My vision was starting to clear. I could make out the swirling, blistering sands on the wind before they were swept beneath my aching eyelids and blinded me once more in a howling pain that rushed through my body like a river in its bed. I didn't think I was in hell any longer, but the alternative was just as terrifying. My brief glimpse of this world was familiar in a way I hadn't thought possible. It reminded me of the heavy sandstorms of BikanelDesert, right down to the flecks of grit that whipped across my body, stinging already spent nerves into releasing evermore pain into my system.

But Bikanel…well, I couldn't be there. It wasn't possible. Bikanel was a place on the otherworld, Spira. A place I had visited before, but that I knew I couldn't see again. I began to stumble as I struggled to gain the top of what I assumed to be the next dune. If I could only find the nearest of those many Al Bhed shelters I remembered I would have not only proof of my location—which would likely stun me more—but a place to take shelter from the horrific sandstorm raging around me. Actually, I couldn't be sure that any of the shelters stood anymore. With the incredible range the missile blast upon the Al Bhed home had unleashed I had no idea if any of the shelters remained as more than the tiniest flecks of metal amidst the oceans of sand.

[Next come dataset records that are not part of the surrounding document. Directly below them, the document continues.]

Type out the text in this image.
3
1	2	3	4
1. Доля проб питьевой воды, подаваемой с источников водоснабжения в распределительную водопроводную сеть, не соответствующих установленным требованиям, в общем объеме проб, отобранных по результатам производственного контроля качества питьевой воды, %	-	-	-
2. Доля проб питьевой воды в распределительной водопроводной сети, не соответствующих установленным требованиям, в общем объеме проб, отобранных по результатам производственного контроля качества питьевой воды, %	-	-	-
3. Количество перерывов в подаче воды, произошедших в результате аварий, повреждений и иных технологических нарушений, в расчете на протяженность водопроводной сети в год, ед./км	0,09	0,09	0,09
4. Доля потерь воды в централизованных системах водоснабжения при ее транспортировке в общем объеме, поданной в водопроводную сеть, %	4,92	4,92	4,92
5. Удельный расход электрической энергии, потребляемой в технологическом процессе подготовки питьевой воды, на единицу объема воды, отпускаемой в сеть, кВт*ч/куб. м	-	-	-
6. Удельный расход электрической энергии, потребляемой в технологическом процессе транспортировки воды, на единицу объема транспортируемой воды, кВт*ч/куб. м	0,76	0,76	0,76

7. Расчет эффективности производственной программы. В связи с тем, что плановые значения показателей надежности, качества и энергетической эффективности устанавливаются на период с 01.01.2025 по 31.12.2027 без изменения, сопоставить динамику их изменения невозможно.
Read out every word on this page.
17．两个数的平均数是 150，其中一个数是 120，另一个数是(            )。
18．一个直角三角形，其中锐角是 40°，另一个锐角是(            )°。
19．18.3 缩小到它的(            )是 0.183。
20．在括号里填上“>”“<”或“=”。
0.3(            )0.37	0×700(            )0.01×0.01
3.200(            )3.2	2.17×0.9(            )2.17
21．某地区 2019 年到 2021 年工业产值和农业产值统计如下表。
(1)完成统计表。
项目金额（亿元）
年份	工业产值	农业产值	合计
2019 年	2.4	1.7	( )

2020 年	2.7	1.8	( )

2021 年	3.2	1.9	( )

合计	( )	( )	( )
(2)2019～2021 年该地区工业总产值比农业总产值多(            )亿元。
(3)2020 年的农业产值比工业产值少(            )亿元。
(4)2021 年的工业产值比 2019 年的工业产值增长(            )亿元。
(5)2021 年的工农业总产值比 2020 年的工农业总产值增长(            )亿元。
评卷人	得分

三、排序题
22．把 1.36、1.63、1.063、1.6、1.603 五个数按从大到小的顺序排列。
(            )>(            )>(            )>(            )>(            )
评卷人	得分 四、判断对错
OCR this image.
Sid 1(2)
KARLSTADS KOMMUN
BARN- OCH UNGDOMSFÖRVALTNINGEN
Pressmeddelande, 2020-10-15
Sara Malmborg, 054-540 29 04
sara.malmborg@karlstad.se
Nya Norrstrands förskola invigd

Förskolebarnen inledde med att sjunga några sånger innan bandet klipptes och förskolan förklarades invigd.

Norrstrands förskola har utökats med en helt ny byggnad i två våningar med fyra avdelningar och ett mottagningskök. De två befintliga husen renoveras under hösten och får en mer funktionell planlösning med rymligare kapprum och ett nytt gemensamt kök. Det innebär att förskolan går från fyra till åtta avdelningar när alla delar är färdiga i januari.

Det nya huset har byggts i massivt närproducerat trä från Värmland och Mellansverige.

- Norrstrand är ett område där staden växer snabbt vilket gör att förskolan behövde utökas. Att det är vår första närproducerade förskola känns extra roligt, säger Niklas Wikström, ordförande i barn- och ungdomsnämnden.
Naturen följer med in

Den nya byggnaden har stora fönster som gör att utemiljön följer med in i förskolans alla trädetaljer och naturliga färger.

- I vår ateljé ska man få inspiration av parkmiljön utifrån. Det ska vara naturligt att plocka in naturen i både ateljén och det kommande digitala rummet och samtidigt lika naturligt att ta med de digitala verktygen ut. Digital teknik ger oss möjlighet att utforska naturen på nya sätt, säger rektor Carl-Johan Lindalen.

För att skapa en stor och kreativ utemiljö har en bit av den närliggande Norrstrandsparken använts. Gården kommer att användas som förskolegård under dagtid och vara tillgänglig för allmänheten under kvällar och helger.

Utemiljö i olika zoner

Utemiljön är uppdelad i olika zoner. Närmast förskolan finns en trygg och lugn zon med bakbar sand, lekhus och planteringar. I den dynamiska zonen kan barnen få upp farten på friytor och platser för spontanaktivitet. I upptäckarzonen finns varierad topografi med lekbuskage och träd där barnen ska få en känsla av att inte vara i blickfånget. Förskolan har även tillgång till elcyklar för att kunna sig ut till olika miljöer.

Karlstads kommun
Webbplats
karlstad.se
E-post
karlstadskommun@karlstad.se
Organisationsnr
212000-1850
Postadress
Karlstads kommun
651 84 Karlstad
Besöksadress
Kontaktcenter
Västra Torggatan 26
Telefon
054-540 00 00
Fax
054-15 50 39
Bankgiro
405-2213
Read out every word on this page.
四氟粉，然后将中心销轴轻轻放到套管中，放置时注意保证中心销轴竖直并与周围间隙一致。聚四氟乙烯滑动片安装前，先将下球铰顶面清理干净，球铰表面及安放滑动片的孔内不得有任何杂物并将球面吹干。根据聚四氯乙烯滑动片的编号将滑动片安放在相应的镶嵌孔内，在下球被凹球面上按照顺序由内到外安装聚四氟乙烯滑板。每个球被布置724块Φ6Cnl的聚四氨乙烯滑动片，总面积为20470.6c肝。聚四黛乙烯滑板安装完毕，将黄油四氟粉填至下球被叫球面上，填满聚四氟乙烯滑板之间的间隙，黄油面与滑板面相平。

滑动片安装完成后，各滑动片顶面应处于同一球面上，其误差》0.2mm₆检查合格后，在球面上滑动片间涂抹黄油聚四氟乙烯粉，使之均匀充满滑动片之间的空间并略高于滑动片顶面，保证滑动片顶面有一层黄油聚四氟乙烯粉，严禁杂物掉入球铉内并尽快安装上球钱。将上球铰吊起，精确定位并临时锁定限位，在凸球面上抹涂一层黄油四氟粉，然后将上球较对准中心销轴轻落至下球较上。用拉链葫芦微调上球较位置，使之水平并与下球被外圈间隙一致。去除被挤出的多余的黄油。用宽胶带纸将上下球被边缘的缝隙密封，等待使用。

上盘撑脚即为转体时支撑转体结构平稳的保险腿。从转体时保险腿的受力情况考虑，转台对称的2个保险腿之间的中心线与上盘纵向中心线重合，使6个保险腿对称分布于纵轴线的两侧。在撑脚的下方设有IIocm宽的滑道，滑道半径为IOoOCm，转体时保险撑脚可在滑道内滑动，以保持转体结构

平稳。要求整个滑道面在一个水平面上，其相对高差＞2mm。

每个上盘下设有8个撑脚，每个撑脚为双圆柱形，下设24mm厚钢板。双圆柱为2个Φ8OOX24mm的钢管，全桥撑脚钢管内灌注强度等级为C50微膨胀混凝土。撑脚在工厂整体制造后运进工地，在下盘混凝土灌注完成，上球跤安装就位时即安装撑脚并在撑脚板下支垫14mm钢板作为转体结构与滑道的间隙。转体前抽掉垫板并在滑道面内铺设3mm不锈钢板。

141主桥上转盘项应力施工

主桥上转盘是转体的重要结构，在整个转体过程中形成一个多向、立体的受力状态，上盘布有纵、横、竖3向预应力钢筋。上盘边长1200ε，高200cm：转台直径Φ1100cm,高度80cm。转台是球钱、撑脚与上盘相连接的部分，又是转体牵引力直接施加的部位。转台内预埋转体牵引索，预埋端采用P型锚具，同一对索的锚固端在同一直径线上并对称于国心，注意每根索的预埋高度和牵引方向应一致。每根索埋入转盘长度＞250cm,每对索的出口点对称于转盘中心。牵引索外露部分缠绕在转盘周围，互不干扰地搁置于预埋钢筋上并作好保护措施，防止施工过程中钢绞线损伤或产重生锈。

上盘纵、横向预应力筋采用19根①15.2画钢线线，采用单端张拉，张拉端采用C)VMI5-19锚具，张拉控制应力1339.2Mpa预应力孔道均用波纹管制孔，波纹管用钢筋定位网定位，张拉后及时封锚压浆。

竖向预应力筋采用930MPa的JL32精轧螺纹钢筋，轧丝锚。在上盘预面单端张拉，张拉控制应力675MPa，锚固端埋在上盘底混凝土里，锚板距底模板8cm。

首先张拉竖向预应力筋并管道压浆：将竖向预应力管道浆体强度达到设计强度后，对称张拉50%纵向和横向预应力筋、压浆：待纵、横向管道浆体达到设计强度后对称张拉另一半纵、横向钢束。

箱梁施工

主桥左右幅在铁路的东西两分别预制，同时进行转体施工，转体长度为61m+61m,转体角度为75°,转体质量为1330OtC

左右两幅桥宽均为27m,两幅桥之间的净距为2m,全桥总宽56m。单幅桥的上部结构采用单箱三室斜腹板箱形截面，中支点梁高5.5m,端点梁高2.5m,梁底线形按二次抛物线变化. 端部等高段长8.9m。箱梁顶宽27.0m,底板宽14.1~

I must have reached the top of the sand dune because suddenly there was no more up to climb. I tripped over my own feet as I tried to continue my upward momentum with nowhere to go and landed on the sand in my face. Just like when I had landed on my knee before I felt as though my skin had connected with a bed of needles as it was scraped along the sand on my skid to the bottom of the dune. I cried out as the new wave of pain swept through me, tearing at my worn and tired brain. As I lay at the bottom I slowly came to realize that though still painful the wind was far less harsh here. I raised my head slowly, the only way I truly could at the moment, and lifted a hand to shield my eye. Cracking it open, I found that I was lying between two dunes, an almost natural shelter.

Shelter. Temporary safety. I pushed at the sand and my own body, ignoring the pain until I had rolled my body onto its stomach. With a last burst of energy I tugged my heavy coat over my head, covering my exposed skin.

I was safe. No matter how short a time, for now I was safe.